What I think Formula 1 has is amazing cornering speeds. Look at the way those cars go into corners now, the violence with which they can change direction (even compared to F1 from 20 years ago), the speed they carry through the corners.
That and very good production on TV. They have worked very hard on the camera angles, the use of drones. I don’t think any other series LOOKS as good as F1, has the production budget that F1 has.
Interesting that now Bernie Ecclestone’s vision for F1 on TV is made real. Being able to pick any car via it’s on board camera, watching the race on one screen, a chosen car (or two) on other screens, timing data on another. His idea was right all along, but couldn’t be done with the technology available at the time. Now we get all of this in 4KHD, streamed directly into our homes (if we subscribe to F1TV).
WRC appointed a single provider for the hybrid component of the power trains. In 2024 this provider (not an auto company) warned that the impact forces were too great for their system. Take more than a certain number of knocks in excess of whatever G (and all the cars did) and the system had to be rebuilt. So this was expensive, and also raised questions about well if it was hit that hard and must be rebuilt at the end of the event then is it safe during the event?

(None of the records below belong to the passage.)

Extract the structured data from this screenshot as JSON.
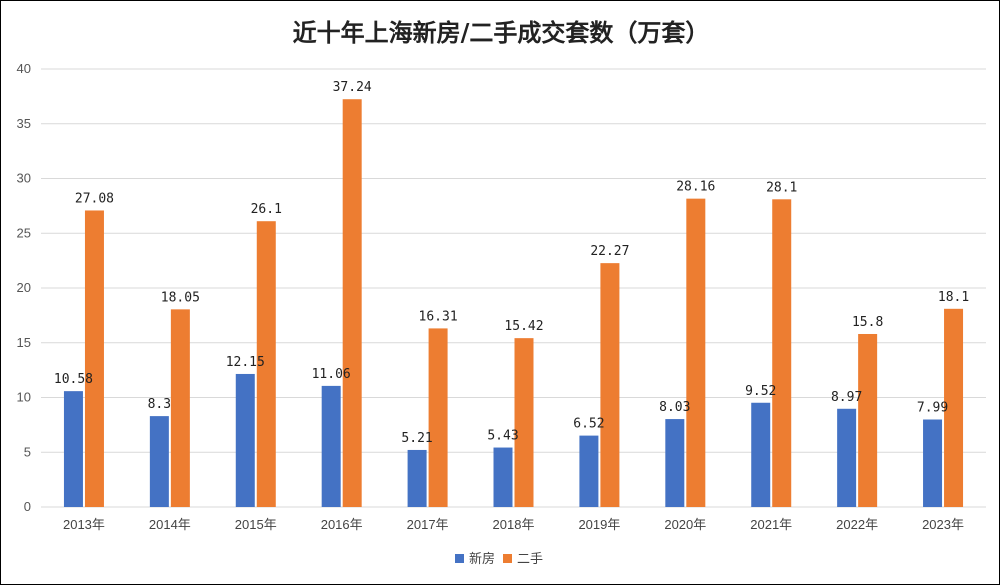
{
  "chart_data": {
    "type": "bar",
    "title": "近十年上海新房/二手成交套数（万套）",
    "categories": [
      "2013年",
      "2014年",
      "2015年",
      "2016年",
      "2017年",
      "2018年",
      "2019年",
      "2020年",
      "2021年",
      "2022年",
      "2023年"
    ],
    "series": [
      {
        "name": "新房",
        "color": "#4472C4",
        "values": [
          10.58,
          8.3,
          12.15,
          11.06,
          5.21,
          5.43,
          6.52,
          8.03,
          9.52,
          8.97,
          7.99
        ],
        "labels": [
          "10.58",
          "8.3",
          "12.15",
          "11.06",
          "5.21",
          "5.43",
          "6.52",
          "8.03",
          "9.52",
          "8.97",
          "7.99"
        ]
      },
      {
        "name": "二手",
        "color": "#ED7D31",
        "values": [
          27.08,
          18.05,
          26.1,
          37.24,
          16.31,
          15.42,
          22.27,
          28.16,
          28.1,
          15.8,
          18.1
        ],
        "labels": [
          "27.08",
          "18.05",
          "26.1",
          "37.24",
          "16.31",
          "15.42",
          "22.27",
          "28.16",
          "28.1",
          "15.8",
          "18.1"
        ]
      }
    ],
    "ylim": [
      0,
      40
    ],
    "yticks": [
      "0",
      "5",
      "10",
      "15",
      "20",
      "25",
      "30",
      "35",
      "40"
    ],
    "grid": true,
    "legend_position": "bottom",
    "gridline_color": "#D9D9D9"
  }
}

In fact there was an allowable, limited hybrid component before 2014. Lewis Hamilton was the first F1 driver to score a battery assisted win in 2009. This system was not mandated, and there was a gentlemen’s agreement between the teams to not run it due to cost and complexity. The initial system was restricted in it’s output but otherwise pretty open, so the main challenge was to make it as small and as light as possible - because of the restriction on output there was no gain in making batteries that could deliver a bigger bang.
Some interesting ideas were tried. Some teams tested super capactitors instead of lithium ion batteries. Williams had a very promising solution that involved a flywheel as an energy store. They ran into packaging issues with this, but they spun the technology off into a separate company which was later sold, with Williams getting a royalty per unit deployed in the real world. The system has been used in several series with more capacious body work that can more easily accomodate the fly wheel (including a Le Mans winning car), and has also been used in public transport (EG to help busses accelerate away from a stand still).